After two years, Wally returned from the war and met his son for the first time. The passing years brought many happy memories, such as watching their three children, Byron, Jerry and Patty, grow.
When their children were young, the couple started square dancing at a Grange Hall in Newman Lake, where they were living at the time. As the children grew, they also got involved at the Grange. The family continued to dance for several years.
"It's really important in a relationship to have the same interests," Winnie said.
Throughout their marriage, the Sowls spent a great deal of time outdoors hunting, fishing, camping and hiking.
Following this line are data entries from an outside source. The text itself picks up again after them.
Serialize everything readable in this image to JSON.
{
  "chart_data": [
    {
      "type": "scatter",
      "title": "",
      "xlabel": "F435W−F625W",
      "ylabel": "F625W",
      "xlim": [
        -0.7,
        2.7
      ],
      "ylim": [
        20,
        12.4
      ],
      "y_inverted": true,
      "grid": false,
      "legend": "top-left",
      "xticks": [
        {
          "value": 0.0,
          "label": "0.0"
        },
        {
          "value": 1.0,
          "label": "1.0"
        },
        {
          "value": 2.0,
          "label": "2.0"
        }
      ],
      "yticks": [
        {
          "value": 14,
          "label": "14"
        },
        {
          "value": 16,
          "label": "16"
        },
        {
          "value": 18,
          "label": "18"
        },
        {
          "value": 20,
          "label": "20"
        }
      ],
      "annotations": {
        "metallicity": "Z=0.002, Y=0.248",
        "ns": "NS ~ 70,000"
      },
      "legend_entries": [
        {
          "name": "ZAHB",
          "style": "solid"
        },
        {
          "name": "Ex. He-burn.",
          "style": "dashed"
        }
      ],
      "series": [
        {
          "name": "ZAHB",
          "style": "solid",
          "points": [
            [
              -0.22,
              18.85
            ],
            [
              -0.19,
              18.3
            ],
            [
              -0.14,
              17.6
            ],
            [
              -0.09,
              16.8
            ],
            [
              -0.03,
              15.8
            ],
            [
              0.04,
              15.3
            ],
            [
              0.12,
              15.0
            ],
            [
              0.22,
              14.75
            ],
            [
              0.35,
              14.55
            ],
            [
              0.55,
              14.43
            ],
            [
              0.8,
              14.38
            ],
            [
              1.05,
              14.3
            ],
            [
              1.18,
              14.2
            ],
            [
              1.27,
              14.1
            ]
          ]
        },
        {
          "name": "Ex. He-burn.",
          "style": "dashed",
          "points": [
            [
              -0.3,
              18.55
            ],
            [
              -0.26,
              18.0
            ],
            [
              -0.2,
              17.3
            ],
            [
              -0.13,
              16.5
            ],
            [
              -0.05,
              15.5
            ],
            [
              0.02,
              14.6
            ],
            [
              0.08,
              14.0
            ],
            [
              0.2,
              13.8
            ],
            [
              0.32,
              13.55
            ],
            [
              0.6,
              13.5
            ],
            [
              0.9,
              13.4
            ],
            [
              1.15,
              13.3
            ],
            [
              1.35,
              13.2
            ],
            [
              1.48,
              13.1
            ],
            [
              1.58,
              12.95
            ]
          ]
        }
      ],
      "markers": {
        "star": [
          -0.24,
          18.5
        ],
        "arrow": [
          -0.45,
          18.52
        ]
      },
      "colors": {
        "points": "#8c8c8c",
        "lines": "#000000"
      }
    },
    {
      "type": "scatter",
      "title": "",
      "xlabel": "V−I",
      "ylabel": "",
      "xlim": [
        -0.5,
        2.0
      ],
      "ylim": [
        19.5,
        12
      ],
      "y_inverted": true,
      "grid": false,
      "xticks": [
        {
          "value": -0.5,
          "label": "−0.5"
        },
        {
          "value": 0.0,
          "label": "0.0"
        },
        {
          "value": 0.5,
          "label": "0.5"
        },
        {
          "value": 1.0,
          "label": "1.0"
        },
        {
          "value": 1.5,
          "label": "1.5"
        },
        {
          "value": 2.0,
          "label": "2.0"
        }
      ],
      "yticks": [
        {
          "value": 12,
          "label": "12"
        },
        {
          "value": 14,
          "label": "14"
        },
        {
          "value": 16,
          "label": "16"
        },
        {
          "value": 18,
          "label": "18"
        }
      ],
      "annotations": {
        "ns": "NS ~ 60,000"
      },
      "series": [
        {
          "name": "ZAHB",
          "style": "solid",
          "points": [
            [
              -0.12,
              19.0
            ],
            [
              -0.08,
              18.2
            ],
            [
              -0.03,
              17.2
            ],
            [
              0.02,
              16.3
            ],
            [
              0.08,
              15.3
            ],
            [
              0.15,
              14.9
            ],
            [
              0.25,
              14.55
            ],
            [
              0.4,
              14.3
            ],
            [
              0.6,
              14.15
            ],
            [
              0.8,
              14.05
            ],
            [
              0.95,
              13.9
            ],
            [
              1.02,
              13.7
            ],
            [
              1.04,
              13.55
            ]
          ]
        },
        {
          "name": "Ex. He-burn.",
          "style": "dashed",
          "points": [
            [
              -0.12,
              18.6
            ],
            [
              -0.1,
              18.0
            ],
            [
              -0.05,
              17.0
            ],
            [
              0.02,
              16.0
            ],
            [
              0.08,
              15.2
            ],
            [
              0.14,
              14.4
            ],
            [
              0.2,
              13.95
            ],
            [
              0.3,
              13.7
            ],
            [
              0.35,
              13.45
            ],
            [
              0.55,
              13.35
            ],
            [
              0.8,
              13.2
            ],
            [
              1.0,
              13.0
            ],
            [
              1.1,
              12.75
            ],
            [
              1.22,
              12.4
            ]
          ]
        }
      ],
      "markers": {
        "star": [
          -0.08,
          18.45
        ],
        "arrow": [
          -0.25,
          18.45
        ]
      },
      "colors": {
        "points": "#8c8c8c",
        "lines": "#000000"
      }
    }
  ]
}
"They also did a lot of gardening together," Patty said. "Both vegetable and flower."
Today, the Sowls have eight grandchildren, 19 great-grandchildren and one great, great granddaughter.
The couple remains active, including participating in activities at the Liberty Lake Athletic Club every other day.
"I take water aerobics, and he works in the gym," Winnie said.
As part of their 70th wedding anniversary celebration, the couple participated in five different events featuring family, friends, square dancers - and even a party at the Liberty Lake Athletic Club.
Celebrating 70 years is no easy feat, and the secret to their longevity is interwoven with a healthy dose of humor.
"We didn't have to quarrel about how to spend money," Winnie laughed, "because we didn't have enough to worry about."
"Sounds right to me," added Wally.
Both agreed another reason their marriage remained strong for 70 years is they shared similar interests, stayed active together and worked out conflicts without fighting.
"I always gave in," Winnie taunted.
"Oh, is that right?" Wally laughed. "Not all the time. We just had to work it out."
When asked what advice they would give other couples, Winnie returned to theme of working out conflicts.
"Don't bail the first time you have a problem," Winnie said. "Everyone is going to have problems. You just don't have to have fights."